Most have been abandoned by their families and picked up from the streets. Their suffering is indiscriminate of age, and whilst many harbour disease, there are those also who are afflicted with mental health disorders that have been the shameless cause of their rejection. For the suicide rate among women in Kerala is reported to be twice the national average – surprising in a state reputed to be so advanced with healthcare – but perhaps as with literacy, it is the clash of progress with those deeply rooted cultural barriers that is where the problem lies.
Mariamma, I am told, first came to the convent 30 years ago. Then a young girl from a very poor farming family, she came to help in the kitchen and has remained here ever since. It is with a chill in my bones, but a warmth in my mind, that I watch her as she hand feeds the ‘last supper’ to the motionless mouth of a woman who is dying. Next to her lies a leper, in the diseased and not the unsocial sense of the word, for here she is being warmly cared for by another devoted helper who will tend her to her death – thus allowing her in the words of Mother Teresa “a beautiful death” which “is for people who lived like animals to die like angels – loved and wanted”.

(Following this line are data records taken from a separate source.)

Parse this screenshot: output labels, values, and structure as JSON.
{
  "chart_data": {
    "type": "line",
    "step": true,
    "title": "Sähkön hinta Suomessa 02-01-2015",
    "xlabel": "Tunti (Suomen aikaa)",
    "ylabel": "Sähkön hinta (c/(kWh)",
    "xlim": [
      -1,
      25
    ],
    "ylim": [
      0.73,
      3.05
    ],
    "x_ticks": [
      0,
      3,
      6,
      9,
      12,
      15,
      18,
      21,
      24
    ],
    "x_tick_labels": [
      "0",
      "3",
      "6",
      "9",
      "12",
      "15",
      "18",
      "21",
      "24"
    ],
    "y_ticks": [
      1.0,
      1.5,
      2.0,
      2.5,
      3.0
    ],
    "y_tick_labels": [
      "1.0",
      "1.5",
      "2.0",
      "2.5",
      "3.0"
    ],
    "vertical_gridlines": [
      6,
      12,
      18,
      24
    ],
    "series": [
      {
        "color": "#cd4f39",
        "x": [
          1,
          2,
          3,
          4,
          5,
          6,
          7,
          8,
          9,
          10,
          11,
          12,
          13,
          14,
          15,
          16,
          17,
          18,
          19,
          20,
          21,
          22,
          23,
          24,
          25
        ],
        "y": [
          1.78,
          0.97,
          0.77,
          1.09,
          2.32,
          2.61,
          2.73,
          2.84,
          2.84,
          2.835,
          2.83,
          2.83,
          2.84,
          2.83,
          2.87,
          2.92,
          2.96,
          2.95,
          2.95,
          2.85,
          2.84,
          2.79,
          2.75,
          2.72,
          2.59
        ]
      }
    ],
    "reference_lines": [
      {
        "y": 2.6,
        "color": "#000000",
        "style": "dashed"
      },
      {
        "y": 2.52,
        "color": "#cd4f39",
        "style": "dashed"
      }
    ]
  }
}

A small group of women have gathered around me, some standing with arms outstretched, as if enacting a life of begging – likely all they’ve ever known. Others reach out and touch me, at which Pushpa requests with some urgency that I clean myself of their contact, and in doing so, I feel ashamedly uneasy. I wonder, is it the realization that I am being dangerously exposed to the risk of disease, or more disturbingly, could it be that I am guilty myself of possessing an element of that cruel denial that was to determine the destiny of these abandoned women in the first place?
There is relief at least in knowing that I am to be released from this darkness within which I have ended my day. Whilst for those I leave behind, there is little chance of liberation other than in the form of reincarnation, and with that, the hope of a more just and merciful life.